Ingredients for the cake
|120 gr unsalted butter|
|250 fine cristalsugar|
|50 gr cacaopowder|
|2 tsp vanilla extract|
|Red food pigment|
|250 ml buttermilk|
|300 gr flour|
|Pinch of salt|
|2 tsp baking soda|
|2 tsp lemonjuice|
|100 gr dark chocolate|
Ingredients for the frosting
|200 gr butter|
|300 gr cream cheese|
|1 tsp vanilla extract|
|200 gr powdered sugar|
|Grater of an orange|
- Beat the sugar and butter in a bowl to a smooth batter with a mixer. Add the eggs one at a time and mix at the highest setting for a few minutes until you get a smooth and light batter.
- Take the cacao powder, vanilla extract and the pigment and add it to the sugar/butter mixture and mix until it is smooth again.
- Add the salt, baking soda and flower in a bowl and stir this for a bit so everything is evenly distributed. Also take a measuring cup and put in the milk and lemon juice. Add these two mixtures alternately to the butter mixture and keep mixing in between till the batter is smooth again.

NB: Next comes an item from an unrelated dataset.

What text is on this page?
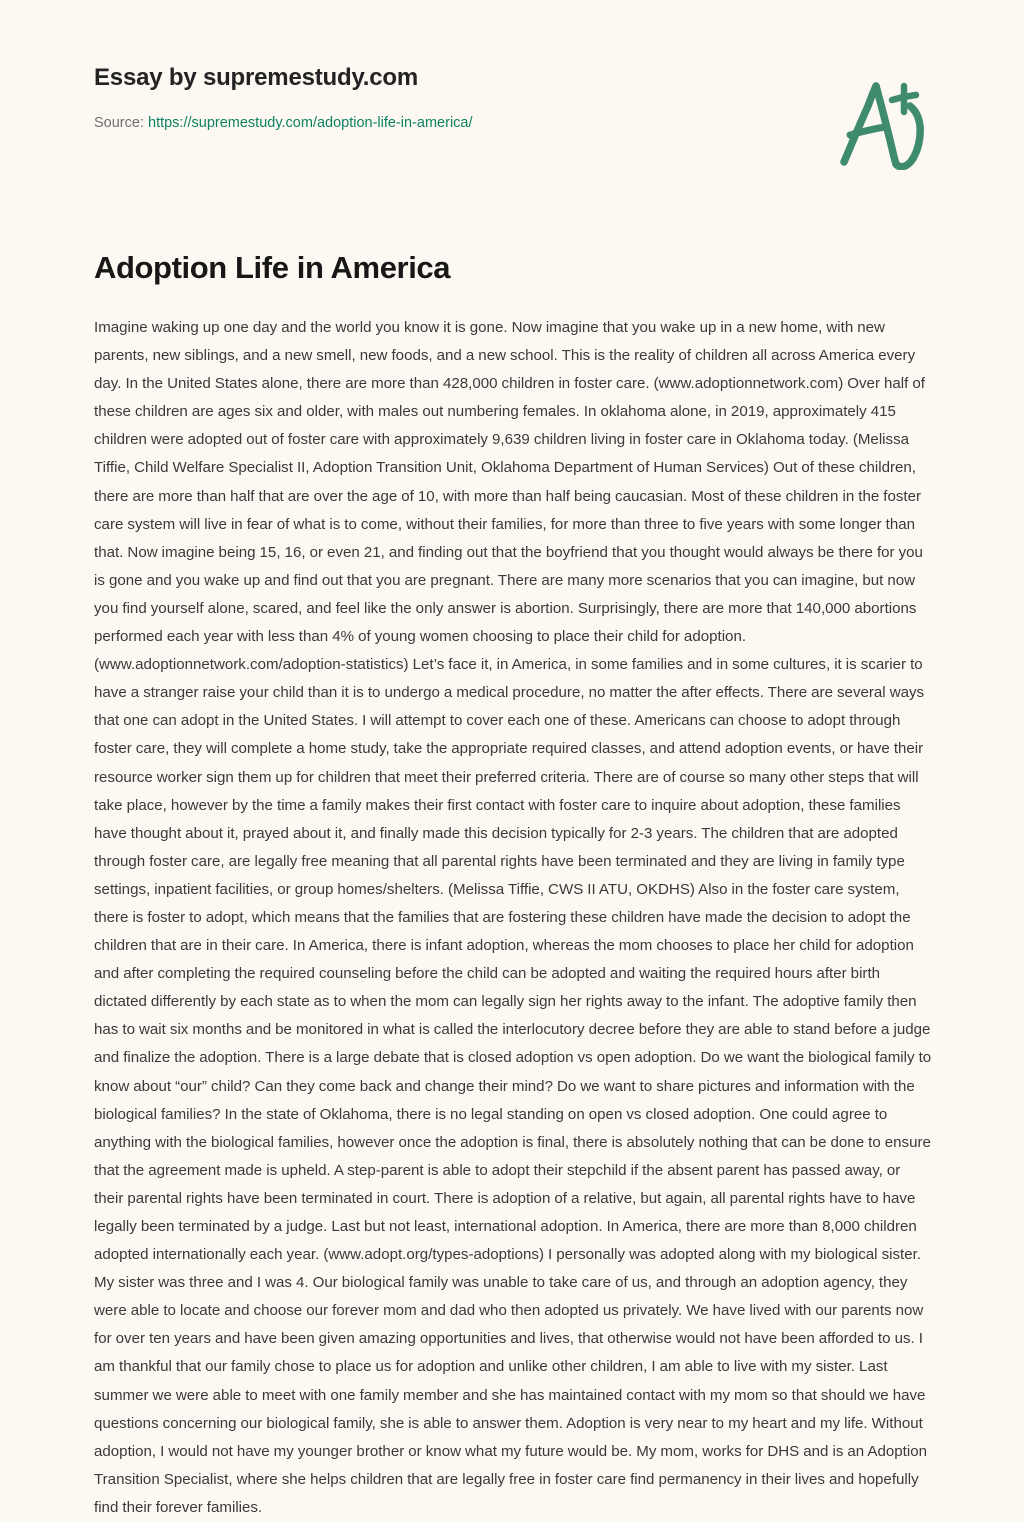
Essay by supremestudy.com
Source: https://supremestudy.com/adoption-life-in-america/
Adoption Life in America

Imagine waking up one day and the world you know it is gone. Now imagine that you wake up in a new home, with new parents, new siblings, and a new smell, new foods, and a new school. This is the reality of children all across America every day. In the United States alone, there are more than 428,000 children in foster care. (www.adoptionnetwork.com) Over half of these children are ages six and older, with males out numbering females. In oklahoma alone, in 2019, approximately 415 children were adopted out of foster care with approximately 9,639 children living in foster care in Oklahoma today. (Melissa Tiffie, Child Welfare Specialist II, Adoption Transition Unit, Oklahoma Department of Human Services) Out of these children, there are more than half that are over the age of 10, with more than half being caucasian. Most of these children in the foster care system will live in fear of what is to come, without their families, for more than three to five years with some longer than that. Now imagine being 15, 16, or even 21, and finding out that the boyfriend that you thought would always be there for you is gone and you wake up and find out that you are pregnant. There are many more scenarios that you can imagine, but now you find yourself alone, scared, and feel like the only answer is abortion. Surprisingly, there are more that 140,000 abortions performed each year with less than 4% of young women choosing to place their child for adoption. (www.adoptionnetwork.com/adoption-statistics) Let’s face it, in America, in some families and in some cultures, it is scarier to have a stranger raise your child than it is to undergo a medical procedure, no matter the after effects. There are several ways that one can adopt in the United States. I will attempt to cover each one of these. Americans can choose to adopt through foster care, they will complete a home study, take the appropriate required classes, and attend adoption events, or have their resource worker sign them up for children that meet their preferred criteria. There are of course so many other steps that will take place, however by the time a family makes their first contact with foster care to inquire about adoption, these families have thought about it, prayed about it, and finally made this decision typically for 2-3 years. The children that are adopted through foster care, are legally free meaning that all parental rights have been terminated and they are living in family type settings, inpatient facilities, or group homes/shelters. (Melissa Tiffie, CWS II ATU, OKDHS) Also in the foster care system, there is foster to adopt, which means that the families that are fostering these children have made the decision to adopt the children that are in their care. In America, there is infant adoption, whereas the mom chooses to place her child for adoption and after completing the required counseling before the child can be adopted and waiting the required hours after birth dictated differently by each state as to when the mom can legally sign her rights away to the infant. The adoptive family then has to wait six months and be monitored in what is called the interlocutory decree before they are able to stand before a judge and finalize the adoption. There is a large debate that is closed adoption vs open adoption. Do we want the biological family to know about “our” child? Can they come back and change their mind? Do we want to share pictures and information with the biological families? In the state of Oklahoma, there is no legal standing on open vs closed adoption. One could agree to anything with the biological families, however once the adoption is final, there is absolutely nothing that can be done to ensure that the agreement made is upheld. A step-parent is able to adopt their stepchild if the absent parent has passed away, or their parental rights have been terminated in court. There is adoption of a relative, but again, all parental rights have to have legally been terminated by a judge. Last but not least, international adoption. In America, there are more than 8,000 children adopted internationally each year. (www.adopt.org/types-adoptions) I personally was adopted along with my biological sister. My sister was three and I was 4. Our biological family was unable to take care of us, and through an adoption agency, they were able to locate and choose our forever mom and dad who then adopted us privately. We have lived with our parents now for over ten years and have been given amazing opportunities and lives, that otherwise would not have been afforded to us. I am thankful that our family chose to place us for adoption and unlike other children, I am able to live with my sister. Last summer we were able to meet with one family member and she has maintained contact with my mom so that should we have questions concerning our biological family, she is able to answer them. Adoption is very near to my heart and my life. Without adoption, I would not have my younger brother or know what my future would be. My mom, works for DHS and is an Adoption Transition Specialist, where she helps children that are legally free in foster care find permanency in their lives and hopefully find their forever families.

- Break the chocolate in pieces. This works best when you keep the chocolate in the wrap and smash on a table or other hard surface. Then open the wrap up and cut the small pieces to the size of your liking. Thereafter scoop the chocolate in the batter. Now the batter is ready.
- Take two cake forms, put some butter on the sides and put some baking paper on the bottom. Distribute the batter evenly in the two forms and put them in the oven for approximately 30 minutes at 170 degrees. The cakes are ready when you put a skewer in the cake and nothing sticks. Watch out that you do not open the oven too early otherwise the batter will collapse.
- Put the butter in a bowl and beat this to a light and smooth substance with the mixer. Add the cream cheese and vanilla extract and mix again till the mixture is light and smooth.
- Take an orange and clean it well. Grate some of the peel.
- Add the powdered sugar and orange grater to the mixture. Mix this on the lowest setting through the mixture. For an even lighter and creamier frosting, mix some more at the highest setting for a few minutes.
Finishing the cake
The cake and frosting are ready now. Take the two cakes and cut of the messy sides so you end up with a smooth edged cake. Then cut the cakes in half so you end up with four slices of cake. Do not throw away the cake you cut off at the messy sides, you still need this.
Start with a slice of cake and spread some frosting on the slice. Then put another slice of cake on top. Repeat this process until all of the cake is used. Then finish the cake with putting frosting on the entire outside. Crumble the leftover cake on top and your red velvet cake is ready!
Bon appetit and enjoy your red velvet cake!